En ce sens, ces nouveaux éléments permettraient d’harmoniser les protections offertes par les deux classements du site patrimonial du Banc-de-Pêche-de-Paspébiac. Cela viendrait également appuyer notre volonté de reconnaissance en tant que patrimoine mondial de l’UNESCO.

 

Autres éléments à protéger
Nous aimerions également attirer votre attention sur la présence, sur les terrains de la zone classée, de plusieurs autres éléments patrimoniaux directement reliés à l’histoire des compagnies Robin et LeBoutillier Brothers:

– Traces dans le paysage de la descente de la compagnie LeBoutillier Brothers;
– Fondation d’une annexe d’un bâtiment LeBoutillier Brothers des années 1840;
– Vestige de la protection côtière de la compagnie LeBoutillier Brothers;
– Fondation d’un bâtiment Robin des années 1870-1900;
– Trottoir en béton artisanal fabriqué par la compagnie Robin dans les années 1930;
– Chaînes de grand format ancrées au sol.

Ces éléments ne constituent qu’une liste préliminaire d’éléments que nous sommes actuellement en mesure de rattacher directement aux deux plus grandes compagnies jersiaises de la région au 19e siècle.
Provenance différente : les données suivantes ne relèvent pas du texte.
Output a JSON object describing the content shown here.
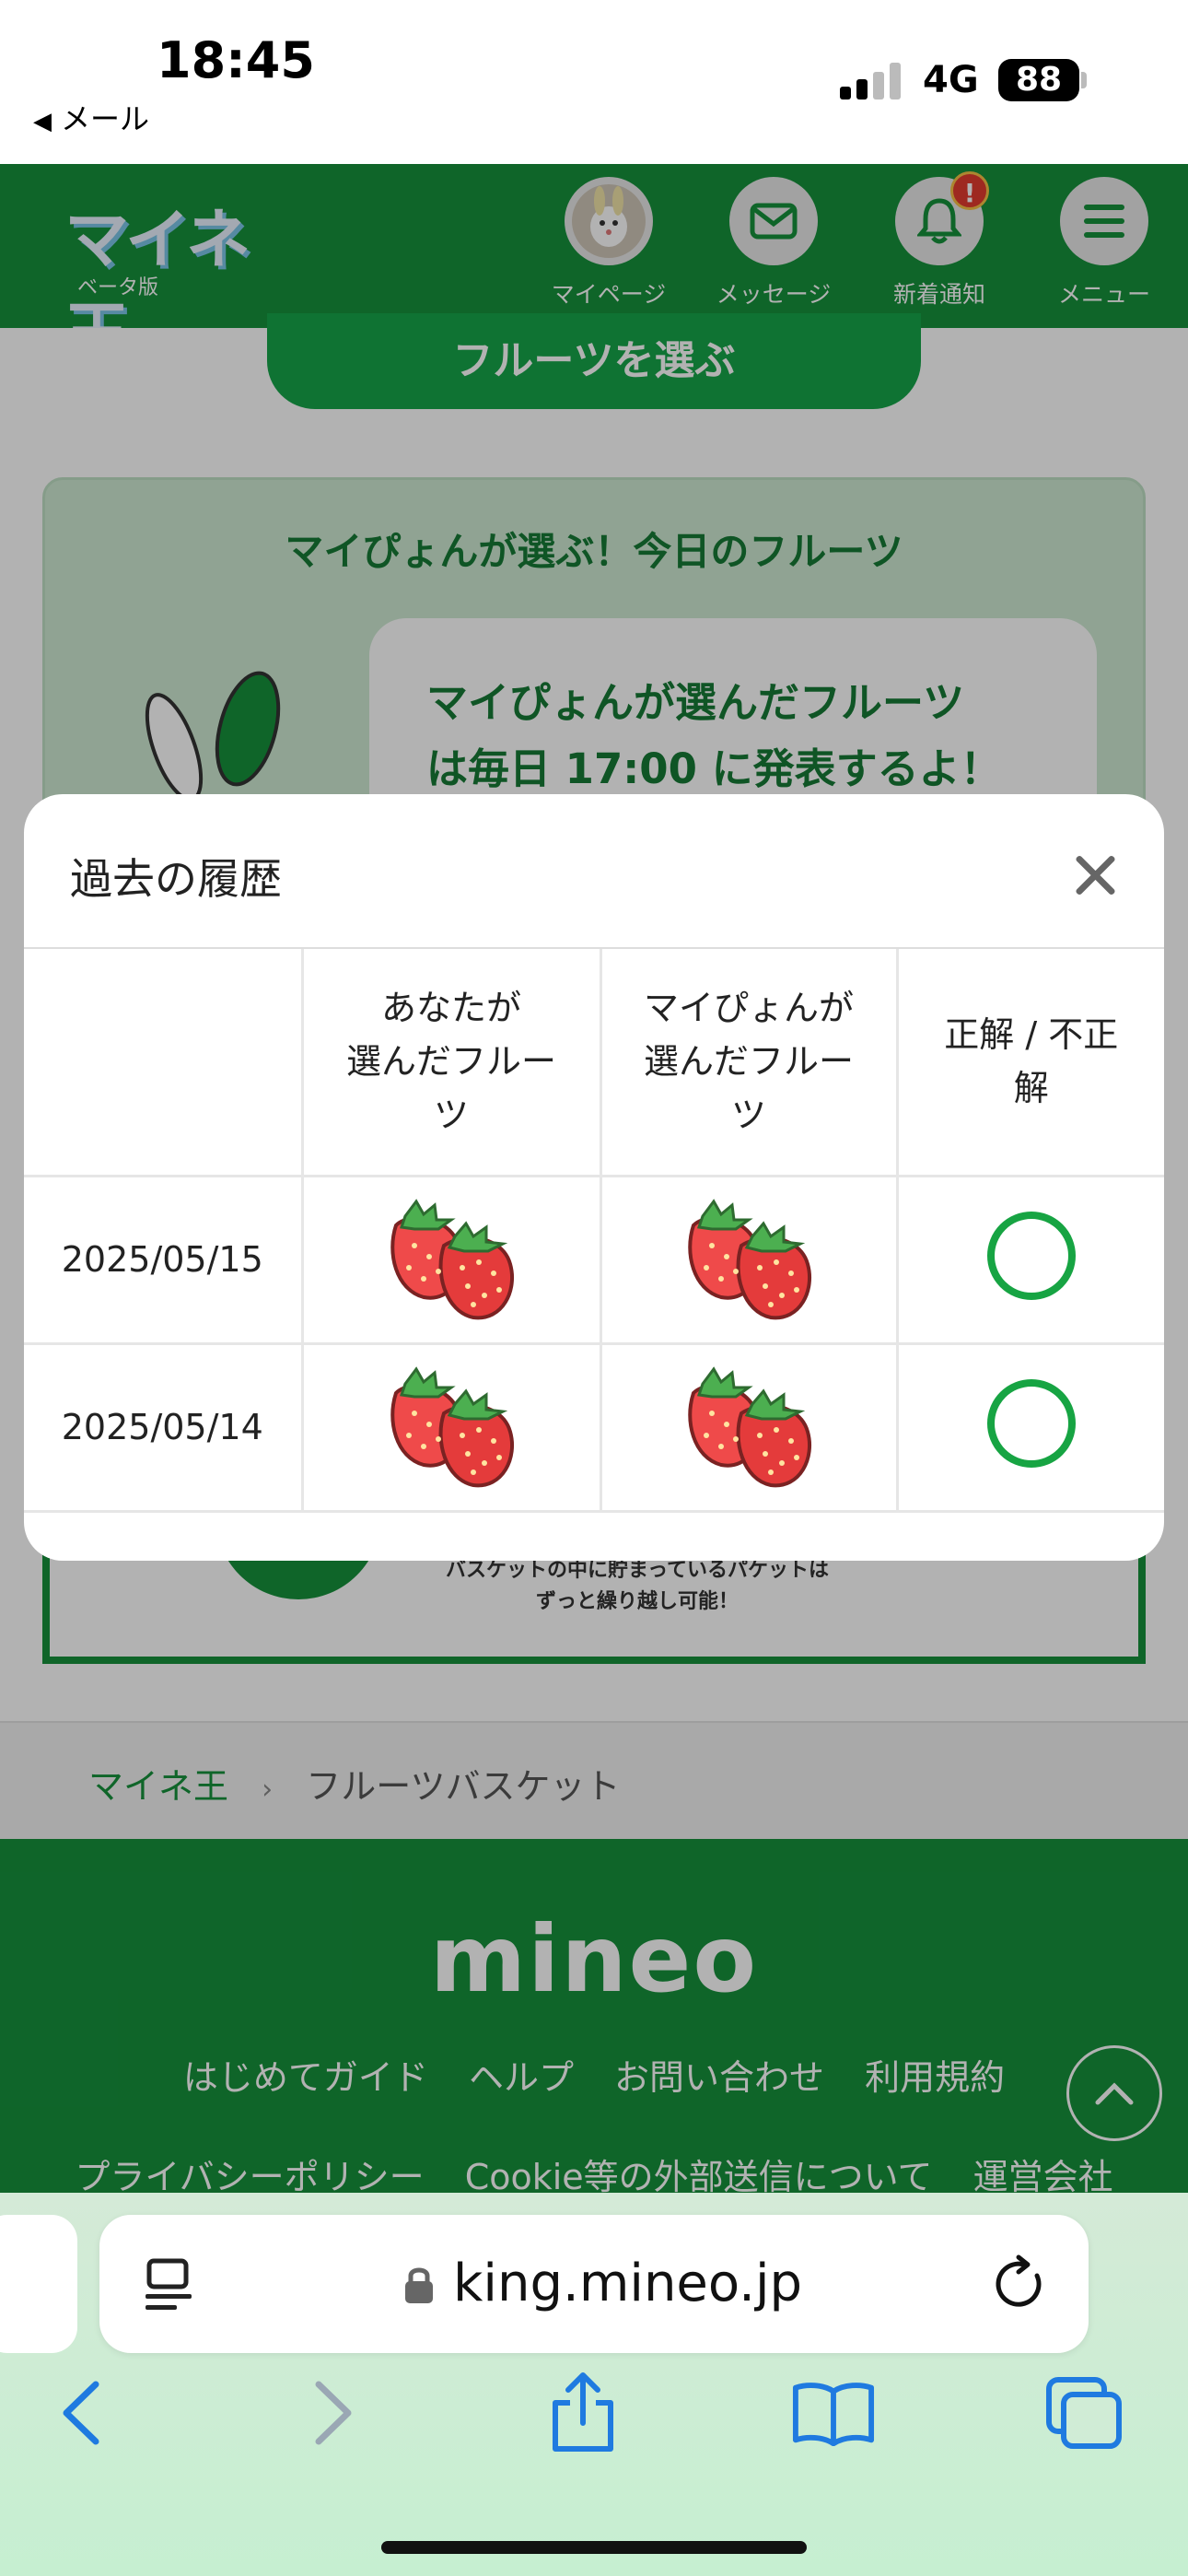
{
  "status_bar": {
    "time": "18:45",
    "back_app": "メール",
    "network": "4G",
    "battery": "88"
  },
  "header": {
    "logo": "マイネ王",
    "logo_sub": "ベータ版",
    "nav": [
      {
        "label": "マイページ",
        "icon": "avatar"
      },
      {
        "label": "メッセージ",
        "icon": "envelope-icon"
      },
      {
        "label": "新着通知",
        "icon": "bell-icon",
        "badge": "!"
      },
      {
        "label": "メニュー",
        "icon": "hamburger-icon"
      }
    ]
  },
  "page": {
    "choose_button": "フルーツを選ぶ",
    "card_title": "マイぴょんが選ぶ！今日のフルーツ",
    "bubble_line1": "マイぴょんが選んだフルーツ",
    "bubble_line2": "は毎日 17:00 に発表するよ！",
    "banner_line1": "バスケットの中に貯まっているパケットは",
    "banner_line2": "ずっと繰り越し可能！"
  },
  "breadcrumb": {
    "home": "マイネ王",
    "current": "フルーツバスケット"
  },
  "footer": {
    "logo": "mineo",
    "links_row1": [
      "はじめてガイド",
      "ヘルプ",
      "お問い合わせ",
      "利用規約"
    ],
    "links_row2": [
      "プライバシーポリシー",
      "Cookie等の外部送信について",
      "運営会社"
    ]
  },
  "modal": {
    "title": "過去の履歴",
    "columns": [
      "",
      "あなたが\n選んだフルー\nツ",
      "マイぴょんが\n選んだフルー\nツ",
      "正解 / 不正\n解"
    ],
    "col_you_l1": "あなたが",
    "col_you_l2": "選んだフルー",
    "col_you_l3": "ツ",
    "col_mai_l1": "マイぴょんが",
    "col_mai_l2": "選んだフルー",
    "col_mai_l3": "ツ",
    "col_res_l1": "正解 / 不正",
    "col_res_l2": "解",
    "rows": [
      {
        "date": "2025/05/15",
        "you": "strawberry",
        "mai": "strawberry",
        "result": "correct"
      },
      {
        "date": "2025/05/14",
        "you": "strawberry",
        "mai": "strawberry",
        "result": "correct"
      }
    ]
  },
  "browser": {
    "url": "king.mineo.jp"
  },
  "colors": {
    "brand_green": "#16913c",
    "correct_green": "#17a443",
    "notif_red": "#e23c2f"
  }
}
Lors de nos tournées, nous avons également photographié des structures en bois, des ancres et beaucoup d’autres éléments encore non identifiés. Par leur rattachement direct au site classé, tous ces éléments possèdent clairement une valeur patrimoniale. L’absence de documentation formelle met clairement en péril la conservation de ces composantes. Nous sommes également convaincus qu’une recherche plus approfondie permettrait de faire ressortir beaucoup d’autres éléments d’importance.

Nous avons d’ailleurs dû déplorer récemment la disparition d’un pilier original construit par la compagnie Robin, probablement vers les années 1930. Ce dernier était situé à proximité de l’usine de transformation. Nous avons également observé des actes de vandalisme sur d’autres composantes. Finalement, depuis 1964, les traces des anciens axes de circulation de la compagnie Robin ont été presque totalement effacées du paysage.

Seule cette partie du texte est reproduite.